Книга Льва Толстого с изложением морально-этических взглядов попадет в руки Махатмы Ганди, между ними завяжется переписка, он обратится к Толстому за разъяснениями, толстовская теория «непротивления злу насилием» будет взята на вооружение борющимися за независимость индийцами. Метод пассивного неповиновения как метод борьбы с колонизаторами окажется успешным.

Это русская литература нанесла британскому экспансионизму сокрушительный удар в самое сердце.
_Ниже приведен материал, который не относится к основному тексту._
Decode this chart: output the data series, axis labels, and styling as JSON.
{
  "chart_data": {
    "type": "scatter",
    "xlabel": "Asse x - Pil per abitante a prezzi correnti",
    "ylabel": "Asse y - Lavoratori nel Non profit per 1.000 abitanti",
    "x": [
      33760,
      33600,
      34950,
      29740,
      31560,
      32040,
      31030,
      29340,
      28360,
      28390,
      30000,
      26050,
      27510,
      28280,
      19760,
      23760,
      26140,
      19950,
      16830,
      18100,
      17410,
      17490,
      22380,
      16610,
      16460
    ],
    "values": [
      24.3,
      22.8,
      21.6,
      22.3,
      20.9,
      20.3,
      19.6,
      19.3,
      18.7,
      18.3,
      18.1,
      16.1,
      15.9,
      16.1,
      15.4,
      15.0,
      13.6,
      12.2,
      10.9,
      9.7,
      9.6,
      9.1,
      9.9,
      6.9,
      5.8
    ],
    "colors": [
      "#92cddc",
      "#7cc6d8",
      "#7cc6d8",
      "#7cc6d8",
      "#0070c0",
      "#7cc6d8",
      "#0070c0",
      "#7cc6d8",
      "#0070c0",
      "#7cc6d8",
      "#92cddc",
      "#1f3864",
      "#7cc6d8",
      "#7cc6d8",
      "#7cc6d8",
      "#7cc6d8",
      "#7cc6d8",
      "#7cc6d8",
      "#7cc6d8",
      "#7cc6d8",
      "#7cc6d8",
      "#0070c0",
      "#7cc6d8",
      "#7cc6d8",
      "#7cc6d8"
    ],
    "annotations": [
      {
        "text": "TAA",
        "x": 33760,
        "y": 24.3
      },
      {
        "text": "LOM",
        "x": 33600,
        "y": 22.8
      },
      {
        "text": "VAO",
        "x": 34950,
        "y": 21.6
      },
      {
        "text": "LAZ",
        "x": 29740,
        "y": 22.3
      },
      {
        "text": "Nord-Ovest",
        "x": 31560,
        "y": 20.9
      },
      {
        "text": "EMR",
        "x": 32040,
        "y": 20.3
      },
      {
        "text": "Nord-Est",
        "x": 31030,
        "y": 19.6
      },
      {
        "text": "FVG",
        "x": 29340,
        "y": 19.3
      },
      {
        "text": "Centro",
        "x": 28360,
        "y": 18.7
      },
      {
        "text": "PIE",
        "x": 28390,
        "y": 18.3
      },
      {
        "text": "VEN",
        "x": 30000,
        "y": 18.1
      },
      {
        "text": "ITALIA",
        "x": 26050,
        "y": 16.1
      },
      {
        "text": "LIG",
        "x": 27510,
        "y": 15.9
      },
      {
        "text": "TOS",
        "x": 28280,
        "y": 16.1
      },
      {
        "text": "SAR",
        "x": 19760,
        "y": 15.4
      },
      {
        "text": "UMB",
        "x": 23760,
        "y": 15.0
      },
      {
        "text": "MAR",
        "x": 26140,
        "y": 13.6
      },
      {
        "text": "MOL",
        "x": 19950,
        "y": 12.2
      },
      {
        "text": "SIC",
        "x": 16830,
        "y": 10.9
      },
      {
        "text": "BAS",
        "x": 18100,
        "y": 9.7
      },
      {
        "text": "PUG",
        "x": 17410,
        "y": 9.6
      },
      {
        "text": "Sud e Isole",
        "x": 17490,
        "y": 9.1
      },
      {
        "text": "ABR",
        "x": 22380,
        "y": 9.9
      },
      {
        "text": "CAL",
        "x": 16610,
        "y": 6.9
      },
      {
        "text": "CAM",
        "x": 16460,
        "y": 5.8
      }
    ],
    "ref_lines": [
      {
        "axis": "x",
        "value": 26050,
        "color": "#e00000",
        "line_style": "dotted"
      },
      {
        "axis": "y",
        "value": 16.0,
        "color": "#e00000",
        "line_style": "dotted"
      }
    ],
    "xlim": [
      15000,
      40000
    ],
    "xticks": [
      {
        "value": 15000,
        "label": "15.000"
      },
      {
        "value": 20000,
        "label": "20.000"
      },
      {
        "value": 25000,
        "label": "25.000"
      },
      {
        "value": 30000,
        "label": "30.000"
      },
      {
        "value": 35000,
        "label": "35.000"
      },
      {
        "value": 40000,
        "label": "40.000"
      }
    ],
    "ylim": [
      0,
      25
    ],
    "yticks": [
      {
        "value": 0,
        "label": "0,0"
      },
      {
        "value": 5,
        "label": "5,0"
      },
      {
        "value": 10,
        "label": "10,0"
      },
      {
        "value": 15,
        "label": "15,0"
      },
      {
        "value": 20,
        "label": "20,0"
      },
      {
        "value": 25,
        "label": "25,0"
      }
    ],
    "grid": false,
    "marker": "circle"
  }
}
Русский писатель и поручик-артиллерист произвел по неприятелю самый разящий выстрел в истории.

А воевавшие против Толстого на севастопольских бастионах два генерала-портняжки: лорд Реглан (он же, кроме реглана, придумал вязаный шлем-маску с прорезями для глаз и рта для защиты лица от холода и ветра, получившую название «балаклава» – по названию крымского города) и лорд Кардиган (придумал вязаный жакет на пуговицах, который поддевался под форменный мундир, так называемый свитер «кардиган», тоже появившийся в Крымскую войну) вошли в историю как усовершенствователи мужского гардероба, только и всего.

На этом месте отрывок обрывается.